Traditionally, immigrants have been the most avid buyers of small live-work buildings. Chinatown and the Lower East Side remain vibrant examples, and recent immigrants also see this route as a way up, not down.

Eli Ickovic, a Corcoran broker who was born in Israel and is fluent in several languages, cited one of his clients, a woman from Poland, who moved here three years ago and bought a rental property in Sunset Park and then a mixed-use building in Park Slope. In contract now for those buildings, she is about to close on a mixed-use building on Atlantic Avenue that provides more income in a better location. Her teenage daughter and an older relative will move into an apartment in the building with her.

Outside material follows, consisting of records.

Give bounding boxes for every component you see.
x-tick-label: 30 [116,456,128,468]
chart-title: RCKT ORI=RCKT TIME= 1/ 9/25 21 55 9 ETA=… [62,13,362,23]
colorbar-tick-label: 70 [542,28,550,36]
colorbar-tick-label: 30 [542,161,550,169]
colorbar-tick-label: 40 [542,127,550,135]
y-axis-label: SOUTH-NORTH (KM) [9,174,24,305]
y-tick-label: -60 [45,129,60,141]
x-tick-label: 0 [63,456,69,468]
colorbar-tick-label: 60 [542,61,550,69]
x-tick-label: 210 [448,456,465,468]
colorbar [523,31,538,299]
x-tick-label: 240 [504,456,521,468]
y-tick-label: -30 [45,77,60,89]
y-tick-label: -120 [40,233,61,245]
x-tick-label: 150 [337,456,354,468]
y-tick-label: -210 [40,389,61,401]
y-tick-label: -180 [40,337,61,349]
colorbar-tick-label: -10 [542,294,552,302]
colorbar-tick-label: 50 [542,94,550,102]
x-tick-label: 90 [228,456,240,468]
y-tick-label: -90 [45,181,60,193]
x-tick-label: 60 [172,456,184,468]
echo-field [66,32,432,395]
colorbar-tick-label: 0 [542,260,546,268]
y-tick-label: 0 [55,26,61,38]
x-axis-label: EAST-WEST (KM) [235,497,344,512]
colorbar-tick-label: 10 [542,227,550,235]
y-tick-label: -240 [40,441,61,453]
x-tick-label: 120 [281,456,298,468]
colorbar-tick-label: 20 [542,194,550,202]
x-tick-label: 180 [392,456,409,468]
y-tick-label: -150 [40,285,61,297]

It's a scenario that still dumbfounds many Americans who can't figure how they can have good jobs and decent salaries and still not save a dime.

Hard work — very hard work — and a willingness to live in less-than-ideal quarters are the short answer. "Real estate is still the key to being able to afford to live here and achieve financial success," said Timothy D. King, the executive managing director of the Brooklyn office of Massey Knakal Realty Services, a commercial real estate firm with extensive listings across the city.

Nodding at the affable young Russian who was working as a technician and adjusting the interagency plasma TV screens, Mr. King said, "Trust me, with his kind of work ethic and intelligence, he's going to be a property owner soon."

People who understand the financial benefits often find the mixed-use route very compelling. One woman who is a stock market analyst for a Wall Street broker bought a mixed-use building in Prospect Heights, Brooklyn, last year using money that might otherwise have gone into the stocks. "It's no secret," she said, "that a shrewd real estate investment is going to give a greater long-run return than the stock market."

Requesting anonymity for fear of biting the hand that feeds her, she said she has come to enjoy her new living situation. The deli downstairs is not only one-stop shopping, it's security. "As a single woman, it makes me feel safe knowing that they are there all day," she said.

But there is a sense that well-off people more appropriately choose to live in fancy co-ops. "My parents are probably turning over in their graves," she said. "Live above the store? That's what they did, so I could get my M.B.A. and get out."